9. A Pollinator DNA Collection from Thousands of Flowers
While some USGS scientists are using eDNA to detect pests and pathogens, others are using a similar approach to keep tabs on a vulnerable and valuable group of animals—pollinators. Pollinators are critical for sustaining healthy ecosystems and human communities, but many pollinator species have declined in numbers. USGS researchers typically measure pollinator biodiversity with traditional methods like traps or visual observations, but eDNA sampling has potential as an alternative way to monitor pollinators without having to watch or handle them. In May, scientists from across the USGS launched a project to investigate the use of pollinator eDNA left on flowers, part of a larger effort funded by the Bipartisan Infrastructure Law to assess ecological resilience of restored grasslands. When a pollinator such as a bee or butterfly visits a flower, it may leave eDNA behind from shed skin, hair, or body parts, or from excretions like saliva. In the first phase of the project, scientists are sampling over 1,500 flowers from eight states. The study will identify which plants best support pollinators, information that will help managers decide which plants to use for restoration efforts.
10. Uncovering Secrets of the Sagebrush Ecosystem
The sweeping sagebrush landscapes of the West are also a focus for ecosystem restoration under the Bipartisan Infrastructure Law. Sagebrush ecosystems are habitat for more than 350 species but are susceptible to fire, invasive grasses, and other disturbances. USGS scientists are conducting research to help managers restore sagebrush ecosystems that are resilient to these threats. One of these research projects narrows in on the biological soil crusts hiding beneath the feet of iconic animals, like greater sage-grouse and pronghorn, and in the spaces between the eponymous sagebrush plants.
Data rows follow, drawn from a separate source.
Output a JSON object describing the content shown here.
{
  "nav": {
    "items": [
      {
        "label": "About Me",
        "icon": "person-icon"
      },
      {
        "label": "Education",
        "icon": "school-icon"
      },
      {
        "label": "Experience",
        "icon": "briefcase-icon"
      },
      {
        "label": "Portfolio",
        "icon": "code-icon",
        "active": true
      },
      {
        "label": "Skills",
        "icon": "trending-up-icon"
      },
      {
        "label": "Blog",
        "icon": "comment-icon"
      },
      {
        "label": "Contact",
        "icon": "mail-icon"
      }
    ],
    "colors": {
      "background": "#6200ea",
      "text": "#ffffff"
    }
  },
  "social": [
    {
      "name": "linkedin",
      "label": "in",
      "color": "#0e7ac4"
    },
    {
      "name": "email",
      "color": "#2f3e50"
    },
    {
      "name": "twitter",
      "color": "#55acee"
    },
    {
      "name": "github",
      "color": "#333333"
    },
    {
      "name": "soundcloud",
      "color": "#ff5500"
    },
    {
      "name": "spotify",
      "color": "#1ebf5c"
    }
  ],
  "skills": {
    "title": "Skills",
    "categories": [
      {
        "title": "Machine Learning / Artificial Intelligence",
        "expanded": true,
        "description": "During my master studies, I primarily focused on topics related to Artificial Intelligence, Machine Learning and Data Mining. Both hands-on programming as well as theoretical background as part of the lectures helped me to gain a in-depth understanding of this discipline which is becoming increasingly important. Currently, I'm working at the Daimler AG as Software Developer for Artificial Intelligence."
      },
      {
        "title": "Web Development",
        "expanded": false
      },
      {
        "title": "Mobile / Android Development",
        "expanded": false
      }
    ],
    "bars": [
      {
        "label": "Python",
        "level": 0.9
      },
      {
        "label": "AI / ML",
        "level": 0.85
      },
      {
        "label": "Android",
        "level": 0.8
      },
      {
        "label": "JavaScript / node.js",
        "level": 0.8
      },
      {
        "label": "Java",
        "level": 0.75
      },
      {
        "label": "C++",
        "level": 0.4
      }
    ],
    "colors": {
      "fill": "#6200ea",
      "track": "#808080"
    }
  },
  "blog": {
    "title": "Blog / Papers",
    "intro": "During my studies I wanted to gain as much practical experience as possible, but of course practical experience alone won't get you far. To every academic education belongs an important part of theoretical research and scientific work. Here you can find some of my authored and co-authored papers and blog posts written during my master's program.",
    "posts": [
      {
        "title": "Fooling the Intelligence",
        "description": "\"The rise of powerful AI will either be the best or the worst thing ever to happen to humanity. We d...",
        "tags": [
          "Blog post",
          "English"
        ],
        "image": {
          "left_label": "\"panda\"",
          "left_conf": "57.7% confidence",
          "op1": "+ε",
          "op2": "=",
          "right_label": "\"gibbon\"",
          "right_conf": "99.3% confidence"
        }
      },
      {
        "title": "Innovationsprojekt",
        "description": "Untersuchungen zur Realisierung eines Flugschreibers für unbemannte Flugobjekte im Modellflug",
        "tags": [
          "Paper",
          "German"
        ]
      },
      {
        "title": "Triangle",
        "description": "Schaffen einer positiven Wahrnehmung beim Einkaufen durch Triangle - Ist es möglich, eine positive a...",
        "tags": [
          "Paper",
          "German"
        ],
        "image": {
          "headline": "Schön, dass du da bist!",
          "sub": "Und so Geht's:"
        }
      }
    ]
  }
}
Biocrusts are made up of organisms that live on the soil surface, such as lichens, mosses, fungi, algae, and bacteria, forming a living carpet that fills in the gaps between plants. They occur all over world but are most common in arid landscapes like the sagebrush steppe. Biocrusts were included in some of the earliest descriptions of sagebrush vegetation, but today, biocrusts are rarely included in studies of sagebrush ecosystems. This project aims to fill that gap and understand the role that biocrusts can play in the restoration and maintenance of sagebrush.